Miss Cornelio added, "Daniel loves me the way I am, and he wants me to do everything that makes me happy, and I really love that.

"I never had that, I never thought I'd have someone like him in my life."

Portrayed as a child with her brother, Miss Cornelio struggled as she went through puberty because she did not develop the body of a "normal" teenager and was instead covered with painful tumors. "I did not have what everyone at this age went through," she said

Portrayed as a child with her brother, Miss Cornelio struggled as she went through puberty because she did not develop the body of a "normal" teenage girl and was instead covered with painful tumors. "I did not have what everyone went through at this age," she said

Since the birth of her son, Miss Cornelio has started a YouTube channel documenting her life.

And for the first time ever, she published a picture on social media showing her tumors.

She also had a boudoir photo shoot with her fiancé, which she said helped her get out of her shell.

I wanted [the photographer] to catch me naked, my spine, my back, my tumors and everything, "said Miss Cornelio.

"It's just another way to create memories, and I feel like I've had such a tough life and never talked about it.

"I never opened up about my condition, I never said anything and I literally lived in this room all my life.

"I want to reach and hopefully be the voice for those who are afraid because I can tell you that I was completely scared.

She added, "Now I do not care anymore because I have this condition. I have what I have and I have to accept it.

"And I have to make sure that my son accepts himself and has only a good attitude and stays positive because I've been negative all my life and I'm done to be negative."

WHAT IS CYPHOSIS?

Kyphosis is a curvature of the spine that causes the back of the vertebrae to appear rounder than normal.

Although everyone has a slight curvature in the spine, a bend greater than 45 degrees is considered abnormal.

A curved or curved back may be the only symptom.

Some, however, may also suffer:

  • Backache and stiffness
  • Tenderness of the spine
  • Fatigue

Kyphosis can be caused by poor posture, abnormally shaped spine, abnormal backbone development in the womb, spinal injury, or simply by age.

The treatment depends on how severe the condition is and whether the patient has other symptoms.
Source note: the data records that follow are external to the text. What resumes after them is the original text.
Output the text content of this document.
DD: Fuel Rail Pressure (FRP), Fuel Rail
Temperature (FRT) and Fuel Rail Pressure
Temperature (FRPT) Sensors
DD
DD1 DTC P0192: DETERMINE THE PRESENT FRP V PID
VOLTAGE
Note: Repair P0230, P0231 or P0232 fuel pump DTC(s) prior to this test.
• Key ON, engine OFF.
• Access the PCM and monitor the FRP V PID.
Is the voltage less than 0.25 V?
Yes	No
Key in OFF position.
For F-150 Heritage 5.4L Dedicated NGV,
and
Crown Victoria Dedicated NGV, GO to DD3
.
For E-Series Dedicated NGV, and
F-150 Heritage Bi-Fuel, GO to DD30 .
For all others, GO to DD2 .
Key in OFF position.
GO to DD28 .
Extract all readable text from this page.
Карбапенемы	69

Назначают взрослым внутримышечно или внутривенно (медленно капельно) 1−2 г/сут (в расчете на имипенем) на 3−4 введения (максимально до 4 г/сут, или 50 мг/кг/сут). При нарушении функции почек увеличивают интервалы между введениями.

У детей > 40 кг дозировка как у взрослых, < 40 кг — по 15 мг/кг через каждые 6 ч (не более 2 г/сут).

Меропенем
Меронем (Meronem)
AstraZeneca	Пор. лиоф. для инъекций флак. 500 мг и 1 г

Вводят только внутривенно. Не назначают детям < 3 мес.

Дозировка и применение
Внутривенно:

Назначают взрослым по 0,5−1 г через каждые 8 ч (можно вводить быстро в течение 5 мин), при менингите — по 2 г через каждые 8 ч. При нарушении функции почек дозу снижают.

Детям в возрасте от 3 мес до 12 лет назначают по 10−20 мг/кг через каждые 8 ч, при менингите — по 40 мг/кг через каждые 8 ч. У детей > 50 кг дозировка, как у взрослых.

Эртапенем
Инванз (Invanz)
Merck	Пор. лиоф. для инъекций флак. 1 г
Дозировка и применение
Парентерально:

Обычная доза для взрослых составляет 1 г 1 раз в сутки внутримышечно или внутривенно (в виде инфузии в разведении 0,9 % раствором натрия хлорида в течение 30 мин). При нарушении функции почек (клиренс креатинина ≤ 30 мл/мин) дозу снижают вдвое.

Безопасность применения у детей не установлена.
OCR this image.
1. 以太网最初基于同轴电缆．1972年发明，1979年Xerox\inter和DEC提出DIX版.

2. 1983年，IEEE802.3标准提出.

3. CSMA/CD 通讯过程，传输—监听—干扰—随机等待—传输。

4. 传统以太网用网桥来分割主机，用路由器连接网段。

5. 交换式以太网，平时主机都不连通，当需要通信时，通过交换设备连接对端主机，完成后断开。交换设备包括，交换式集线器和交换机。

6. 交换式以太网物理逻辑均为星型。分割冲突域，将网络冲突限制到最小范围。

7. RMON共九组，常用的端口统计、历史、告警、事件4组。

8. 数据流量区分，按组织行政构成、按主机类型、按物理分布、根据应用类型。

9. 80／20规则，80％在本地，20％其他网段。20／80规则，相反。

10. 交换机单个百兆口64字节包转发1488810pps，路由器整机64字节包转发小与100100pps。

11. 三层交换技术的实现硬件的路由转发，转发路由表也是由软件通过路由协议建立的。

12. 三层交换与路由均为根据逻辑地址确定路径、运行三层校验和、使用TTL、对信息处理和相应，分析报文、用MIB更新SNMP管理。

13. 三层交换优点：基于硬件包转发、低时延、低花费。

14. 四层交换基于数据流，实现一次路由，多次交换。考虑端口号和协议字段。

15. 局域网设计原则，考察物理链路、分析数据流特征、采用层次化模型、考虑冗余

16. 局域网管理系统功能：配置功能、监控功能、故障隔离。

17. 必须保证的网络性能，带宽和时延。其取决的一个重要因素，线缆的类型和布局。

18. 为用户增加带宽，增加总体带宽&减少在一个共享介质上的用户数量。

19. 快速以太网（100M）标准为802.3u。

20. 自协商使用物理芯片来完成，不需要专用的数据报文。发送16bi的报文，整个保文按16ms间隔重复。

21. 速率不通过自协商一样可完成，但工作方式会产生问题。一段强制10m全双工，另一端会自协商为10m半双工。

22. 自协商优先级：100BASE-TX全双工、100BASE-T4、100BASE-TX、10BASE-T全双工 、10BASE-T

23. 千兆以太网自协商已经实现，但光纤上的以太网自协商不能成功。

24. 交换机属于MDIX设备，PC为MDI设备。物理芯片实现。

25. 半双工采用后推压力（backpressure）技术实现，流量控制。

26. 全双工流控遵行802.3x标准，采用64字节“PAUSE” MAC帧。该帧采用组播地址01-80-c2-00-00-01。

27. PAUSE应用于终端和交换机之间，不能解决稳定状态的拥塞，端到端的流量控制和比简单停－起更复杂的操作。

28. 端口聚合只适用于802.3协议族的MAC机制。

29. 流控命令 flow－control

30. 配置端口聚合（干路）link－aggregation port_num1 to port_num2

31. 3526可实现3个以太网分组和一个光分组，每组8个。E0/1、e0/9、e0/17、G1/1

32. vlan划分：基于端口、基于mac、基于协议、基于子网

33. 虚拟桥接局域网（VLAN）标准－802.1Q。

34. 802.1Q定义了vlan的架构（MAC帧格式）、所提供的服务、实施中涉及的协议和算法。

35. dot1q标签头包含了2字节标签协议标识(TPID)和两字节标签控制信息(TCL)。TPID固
Children can benefit from non-surgical procedures such as bracing. In mild cases, however, no treatment may be required.

Surgery is required only in severe cases.

Untreated extreme kyphosis can cause persistent pain that is not relieved by medication, as well as difficulty in breathing when the spine compresses the airway or lungs.

Patients may also experience numbness in their limbs, poor balance and loss of normal bowel or bladder control.

The kyphosis can be prevented somewhat by avoiding loose movements, sitting upright, not carrying heavy bags and strengthening the back.